2021 Volume 99 Issue 4 Pages 993-1001
In this study, we compare the accuracy of five representative similarity metrics in extracting sea level pressure (SLP) patterns for accurate weather chart classification: correlation coefficient, Euclidean distance (EUC), S1-score (S1), structural similarity (SSIM), and average hash. We use a large amount of teacher data to statistically evaluate the accuracy of each metric. The evaluation results reveal that S1 and SSIM have the highest accuracy in terms of both average and maximum scores. Their accuracy does not change even when non-ideal data are used as the teacher data. In addition, S1 and SSIM can reproduce the subjective resemblance between two maps better than EUC. However, EUC reproduces the central position of the signal in a sample case. This study can serve as a reference for identifying the most useful similarity metric for the classification of SLP patterns, especially when using non-ideal teacher data.

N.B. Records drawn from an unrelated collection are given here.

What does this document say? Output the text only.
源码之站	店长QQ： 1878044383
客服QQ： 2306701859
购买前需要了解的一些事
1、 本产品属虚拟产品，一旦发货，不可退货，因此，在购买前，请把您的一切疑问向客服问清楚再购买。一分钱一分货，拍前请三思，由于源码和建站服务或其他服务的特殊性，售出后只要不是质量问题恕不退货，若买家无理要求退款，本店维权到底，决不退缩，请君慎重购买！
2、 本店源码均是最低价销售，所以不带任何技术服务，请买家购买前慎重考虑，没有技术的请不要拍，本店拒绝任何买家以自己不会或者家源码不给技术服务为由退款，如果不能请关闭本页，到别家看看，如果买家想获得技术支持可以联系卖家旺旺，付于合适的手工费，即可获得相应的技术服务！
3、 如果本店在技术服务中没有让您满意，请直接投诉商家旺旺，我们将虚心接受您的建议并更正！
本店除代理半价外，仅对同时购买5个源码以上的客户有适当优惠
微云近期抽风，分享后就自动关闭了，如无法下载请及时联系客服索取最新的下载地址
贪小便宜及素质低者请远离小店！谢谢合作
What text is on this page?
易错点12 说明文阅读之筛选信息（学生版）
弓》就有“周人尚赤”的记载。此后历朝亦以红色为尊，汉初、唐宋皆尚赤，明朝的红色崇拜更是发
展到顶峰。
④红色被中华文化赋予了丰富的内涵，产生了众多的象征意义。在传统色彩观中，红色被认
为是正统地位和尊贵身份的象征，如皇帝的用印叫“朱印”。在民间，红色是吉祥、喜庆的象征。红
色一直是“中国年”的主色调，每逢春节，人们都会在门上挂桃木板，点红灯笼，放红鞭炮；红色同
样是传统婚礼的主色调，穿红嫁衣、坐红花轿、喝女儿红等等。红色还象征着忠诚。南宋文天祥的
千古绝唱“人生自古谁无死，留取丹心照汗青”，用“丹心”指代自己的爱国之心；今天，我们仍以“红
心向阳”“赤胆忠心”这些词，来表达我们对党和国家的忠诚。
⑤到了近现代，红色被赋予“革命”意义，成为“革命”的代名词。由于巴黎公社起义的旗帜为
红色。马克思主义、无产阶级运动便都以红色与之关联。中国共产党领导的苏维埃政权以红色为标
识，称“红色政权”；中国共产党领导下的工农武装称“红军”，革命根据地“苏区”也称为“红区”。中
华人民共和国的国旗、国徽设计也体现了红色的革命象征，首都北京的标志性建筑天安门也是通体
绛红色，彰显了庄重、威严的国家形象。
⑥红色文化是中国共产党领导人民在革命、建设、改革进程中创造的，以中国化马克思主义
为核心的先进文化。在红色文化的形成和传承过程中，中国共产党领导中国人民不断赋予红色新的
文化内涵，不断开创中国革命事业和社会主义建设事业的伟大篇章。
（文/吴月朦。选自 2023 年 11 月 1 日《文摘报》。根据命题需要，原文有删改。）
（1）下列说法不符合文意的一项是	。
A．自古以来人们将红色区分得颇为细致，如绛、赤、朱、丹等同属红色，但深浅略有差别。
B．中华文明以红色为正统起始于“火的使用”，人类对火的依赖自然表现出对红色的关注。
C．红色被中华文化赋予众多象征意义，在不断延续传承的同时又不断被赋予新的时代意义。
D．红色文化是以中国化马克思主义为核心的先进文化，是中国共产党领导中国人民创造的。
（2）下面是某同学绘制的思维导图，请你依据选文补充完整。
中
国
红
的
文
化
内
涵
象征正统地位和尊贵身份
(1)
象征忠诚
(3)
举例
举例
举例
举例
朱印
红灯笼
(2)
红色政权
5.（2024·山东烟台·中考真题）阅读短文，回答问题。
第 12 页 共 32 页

Weather chart classification is widely used in meteorology and climatology. Various classification techniques have been proposed and their efficiency discussed (e.g., Huth et al. 2008). Classification techniques are either subjective or objective (computer-assisted). Computer-assisted classification methods are more objective than human perception and applicable to large datasets, and they are, therefore, popular in climatological analysis. Typical examples of such classification methods are clustering techniques, such as Ward's method, K-means clustering, and principal component analysis (PCA; e.g., Key and Crane 1986; Cheng and Wallace 1993; Hoffmann and Schkunzen 2013; Kato et al. 2013; Miyasaka et al. 2020). Machine learning methods, including self-organizing maps (e.g., Hewiston and Crane 2002; Cassano et al. 2006; Johnson et al. 2008; Ohba et al. 2016; Tamaki et al. 2018) and support vector machines (e.g., Kimura et al. 2009; Ortiz-García et al. 2014; Su et al. 2018), are now being used for classification or selection problems.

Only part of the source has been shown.